2- Department of Psychology, University of Tehran, Tehran, Iran.
3- Department of Psychology, University of Kurdistan, Sanandaj, Iran.
Cognitive control plays a role in human behavior and mental processes, and paranormal beliefs seem to be affected. This study aimed to investigate the role of cognitive control in Paranormal Beliefs using the Go/No-Go Task. Ninety-two people were selected based on low, middle, and high scores in the Revised Paranormal Belief Scale(R-PBS) (Tobacyk, 2004) and were classified into three groups. This produced 30 Severe Paranormal Believers (13 females, mean age 25.3 years), 31 Mild Paranormal Believers (14 females, mean age 26.4 years), and 31 Skeptics (16 females, mean age 25.8 years). All participants were tested on the Go/No Go Task. A multivariate analysis of variance was conducted with the group (Severe Paranormal Believers, Mild Paranormal Believers, and Skeptics) as the independent variable and the Go/No Go subscales scores as dependent variables.
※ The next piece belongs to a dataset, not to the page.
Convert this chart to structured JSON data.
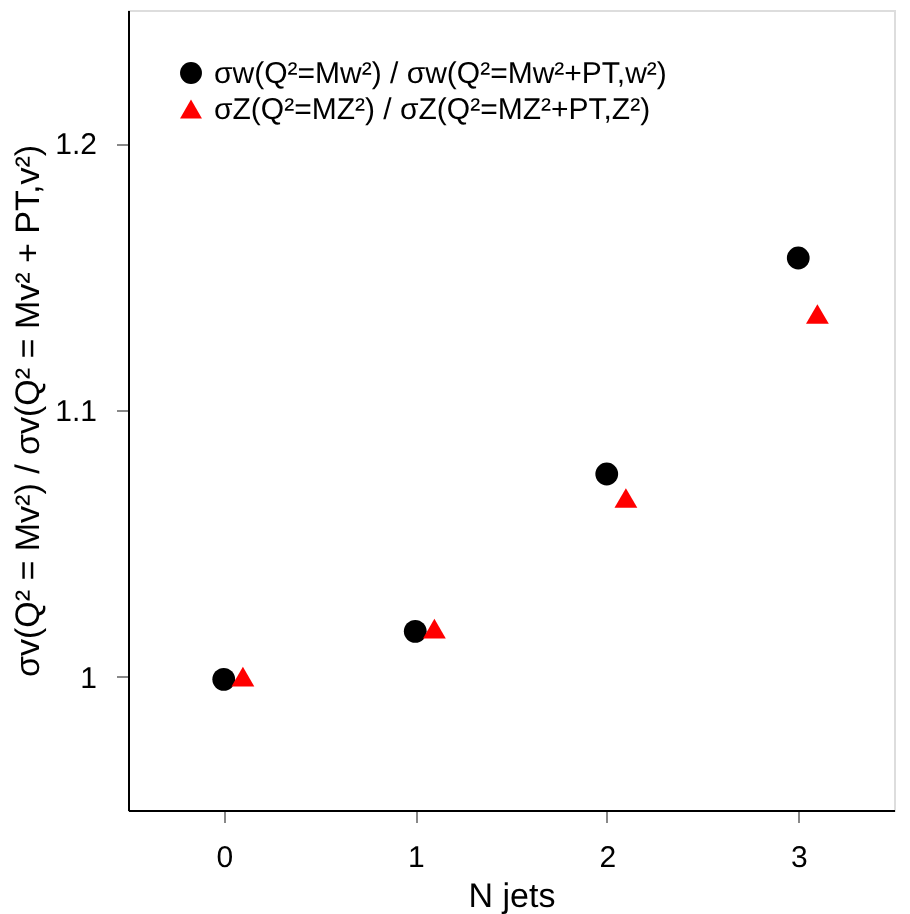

The findings show that there is a significant difference between the mean scores in Errors( Go) (F2,89=7.20, p=0.01) , Errors(No- Go) (F2,89=11. 81, p=0.01) and Reaction Time (F2,89=21.46, p=0.01) between the groups. The Severe Paranormal Believers and Mild Paranormal Believers had lower accuracy and slower RT than the Skeptics group. Therefore, Severe Paranormal Believers and Mild Paranormal Believers had a weakness in all Go/No-Go subscale scores. This finding suggests that paranormal beliefs may related to poor cognitive control.